In poetry, too, the first products of Western influence were comically inept experiments with rhyme and with such unpromising subjects as the principles of sociology. Tōson’s “Akikaze no uta” (1896; “Song of the Autumn Wind”), however, is not merely a skillful echo of Percy Bysshe Shelley but a true picture of a Japanese landscape; the irregular lines of his poem tend to fall into the traditional pattern of five and seven syllables.

A decade after the works of English Romantic poets such as Shelley and William Wordsworth had influenced Japanese poetry, the translations made by Ueda Bin of the French Parnassian and Symbolist poets made an even more powerful impression. Ueda wrote, “The function of symbols is to help create in the reader an emotional state similar to that in the poet’s mind; symbols do not necessarily communicate the same conception to everyone.” This view was borrowed from the West, but it accorded perfectly with the qualities of the tanka.

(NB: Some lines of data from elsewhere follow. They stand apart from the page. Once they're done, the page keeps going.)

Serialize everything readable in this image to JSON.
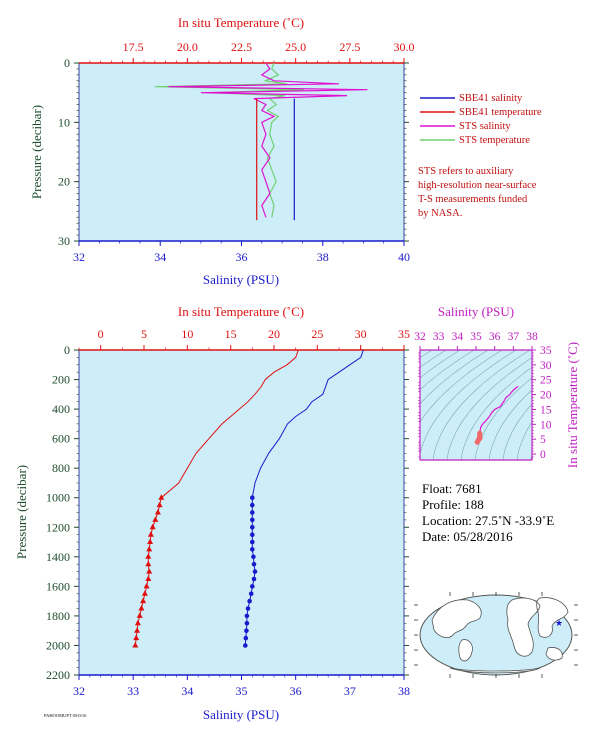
{
  "colors": {
    "plot_bg": "#cdeef8",
    "salinity": "#1a1acc",
    "temperature": "#e01010",
    "sts_salinity": "#e010d0",
    "sts_temperature": "#70d070",
    "ts_axis": "#c020c0",
    "ylabel": "#1e4d2e",
    "info": "#c01010"
  },
  "top": {
    "top_axis_label": "In situ Temperature (˚C)",
    "top_ticks": [
      "17.5",
      "20.0",
      "22.5",
      "25.0",
      "27.5",
      "30.0"
    ],
    "bottom_axis_label": "Salinity (PSU)",
    "bottom_ticks": [
      "32",
      "34",
      "36",
      "38",
      "40"
    ],
    "y_label": "Pressure (decibar)",
    "y_ticks": [
      "0",
      "10",
      "20",
      "30"
    ],
    "legend": [
      {
        "label": "SBE41 salinity",
        "color": "#1a1acc"
      },
      {
        "label": "SBE41 temperature",
        "color": "#e01010"
      },
      {
        "label": "STS salinity",
        "color": "#e010d0"
      },
      {
        "label": "STS temperature",
        "color": "#70d070"
      }
    ],
    "note": [
      "STS refers to auxiliary",
      "high-resolution near-surface",
      "T-S measurements funded",
      "by NASA."
    ]
  },
  "bottom": {
    "top_axis_label": "In situ Temperature (˚C)",
    "top_ticks": [
      "0",
      "5",
      "10",
      "15",
      "20",
      "25",
      "30",
      "35"
    ],
    "bottom_axis_label": "Salinity (PSU)",
    "bottom_ticks": [
      "32",
      "33",
      "34",
      "35",
      "36",
      "37",
      "38"
    ],
    "y_label": "Pressure (decibar)",
    "y_ticks": [
      "0",
      "200",
      "400",
      "600",
      "800",
      "1000",
      "1200",
      "1400",
      "1600",
      "1800",
      "2000",
      "2200"
    ]
  },
  "ts": {
    "top_axis_label": "Salinity (PSU)",
    "top_ticks": [
      "32",
      "33",
      "34",
      "35",
      "36",
      "37",
      "38"
    ],
    "right_axis_label": "In situ Temperature (˚C)",
    "right_ticks": [
      "0",
      "5",
      "10",
      "15",
      "20",
      "25",
      "30",
      "35"
    ]
  },
  "info": {
    "float": "Float:  7681",
    "profile": "Profile:  188",
    "location": "Location:  27.5˚N  -33.9˚E",
    "date": "Date:  05/28/2016"
  },
  "footer": "PAHOOMUPT 05/0/16",
  "chart_data": [
    {
      "type": "line",
      "name": "near-surface profile",
      "y_axis": {
        "label": "Pressure (decibar)",
        "range": [
          30,
          0
        ]
      },
      "x_axis_bottom": {
        "label": "Salinity (PSU)",
        "range": [
          32,
          40
        ]
      },
      "x_axis_top": {
        "label": "In situ Temperature (˚C)",
        "range": [
          15.0,
          30.0
        ]
      },
      "series": [
        {
          "name": "SBE41 salinity",
          "axis": "bottom",
          "pressure": [
            6,
            26.5
          ],
          "values": [
            37.3,
            37.3
          ]
        },
        {
          "name": "SBE41 temperature",
          "axis": "top",
          "pressure": [
            6,
            26.5
          ],
          "values": [
            23.2,
            23.2
          ]
        },
        {
          "name": "STS salinity",
          "axis": "bottom",
          "pressure": [
            0,
            1,
            2,
            3,
            3.5,
            4,
            4.5,
            5,
            5.5,
            6,
            7,
            8,
            9,
            10,
            12,
            14,
            16,
            18,
            20,
            22,
            24,
            26
          ],
          "values": [
            36.6,
            36.7,
            36.5,
            36.8,
            38.4,
            34.2,
            39.1,
            35.0,
            38.6,
            36.3,
            36.6,
            36.5,
            36.8,
            36.5,
            36.6,
            36.5,
            36.7,
            36.5,
            36.6,
            36.7,
            36.5,
            36.6
          ]
        },
        {
          "name": "STS temperature",
          "axis": "top",
          "pressure": [
            0,
            1,
            2,
            3,
            3.5,
            4,
            4.5,
            5,
            5.5,
            6,
            7,
            8,
            9,
            10,
            12,
            14,
            16,
            18,
            20,
            22,
            24,
            26
          ],
          "values": [
            24.0,
            23.9,
            24.2,
            23.6,
            24.6,
            18.5,
            25.4,
            21.0,
            24.5,
            23.8,
            24.1,
            23.7,
            24.2,
            23.9,
            23.8,
            24.0,
            23.7,
            23.9,
            24.1,
            23.8,
            24.0,
            23.9
          ]
        }
      ]
    },
    {
      "type": "line",
      "name": "full profile",
      "y_axis": {
        "label": "Pressure (decibar)",
        "range": [
          2200,
          0
        ]
      },
      "x_axis_bottom": {
        "label": "Salinity (PSU)",
        "range": [
          32,
          38
        ]
      },
      "x_axis_top": {
        "label": "In situ Temperature (˚C)",
        "range": [
          -2.5,
          35
        ]
      },
      "series": [
        {
          "name": "Salinity",
          "axis": "bottom",
          "pressure": [
            0,
            50,
            100,
            150,
            200,
            250,
            300,
            350,
            400,
            450,
            500,
            600,
            700,
            800,
            900,
            1000,
            1050,
            1100,
            1150,
            1200,
            1250,
            1300,
            1350,
            1400,
            1450,
            1500,
            1550,
            1600,
            1650,
            1700,
            1750,
            1800,
            1850,
            1900,
            1950,
            2000
          ],
          "values": [
            37.25,
            37.2,
            37.0,
            36.8,
            36.6,
            36.55,
            36.5,
            36.3,
            36.2,
            36.0,
            35.85,
            35.7,
            35.5,
            35.35,
            35.25,
            35.2,
            35.2,
            35.2,
            35.2,
            35.2,
            35.2,
            35.2,
            35.2,
            35.22,
            35.23,
            35.25,
            35.23,
            35.2,
            35.18,
            35.15,
            35.12,
            35.1,
            35.1,
            35.09,
            35.08,
            35.07
          ]
        },
        {
          "name": "Temperature",
          "axis": "top",
          "pressure": [
            0,
            50,
            100,
            150,
            200,
            250,
            300,
            350,
            400,
            450,
            500,
            600,
            700,
            800,
            900,
            1000,
            1050,
            1100,
            1150,
            1200,
            1250,
            1300,
            1350,
            1400,
            1450,
            1500,
            1550,
            1600,
            1650,
            1700,
            1750,
            1800,
            1850,
            1900,
            1950,
            2000
          ],
          "values": [
            22.8,
            22.5,
            21.5,
            20.0,
            19.0,
            18.5,
            17.8,
            17.0,
            16.0,
            15.0,
            14.0,
            12.5,
            11.0,
            10.0,
            9.0,
            7.0,
            6.8,
            6.6,
            6.3,
            6.0,
            5.8,
            5.7,
            5.6,
            5.5,
            5.5,
            5.6,
            5.5,
            5.3,
            5.1,
            4.9,
            4.7,
            4.5,
            4.3,
            4.2,
            4.1,
            4.0
          ]
        }
      ]
    },
    {
      "type": "scatter",
      "name": "T-S diagram",
      "x_axis": {
        "label": "Salinity (PSU)",
        "range": [
          32,
          38
        ]
      },
      "y_axis": {
        "label": "In situ Temperature (˚C)",
        "range": [
          -2,
          35
        ]
      },
      "series": [
        {
          "name": "T-S",
          "x": [
            37.25,
            37.0,
            36.8,
            36.6,
            36.5,
            36.3,
            36.0,
            35.85,
            35.7,
            35.5,
            35.35,
            35.25,
            35.2,
            35.2,
            35.2,
            35.22,
            35.2,
            35.15,
            35.1,
            35.07
          ],
          "y": [
            22.8,
            21.5,
            20.0,
            19.0,
            17.8,
            16.0,
            15.0,
            14.0,
            12.5,
            11.0,
            10.0,
            9.0,
            7.0,
            6.3,
            5.8,
            5.5,
            5.3,
            4.9,
            4.5,
            4.0
          ]
        }
      ]
    }
  ]
}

Because of the ambiguities of traditional Japanese poetic expression, it was natural for a given poem to produce different effects on different readers; the important thing, as in Symbolist poetry, was to communicate the poet’s mood. If the Japanese poets of the early 1900s had been urged to avoid contamination by foreign ideas, they would have declared that this was contrary to the spirit of an enlightened age. But when informed that eminent foreign poets preferred ambiguity to clarity, the Japanese responded with double enthusiasm.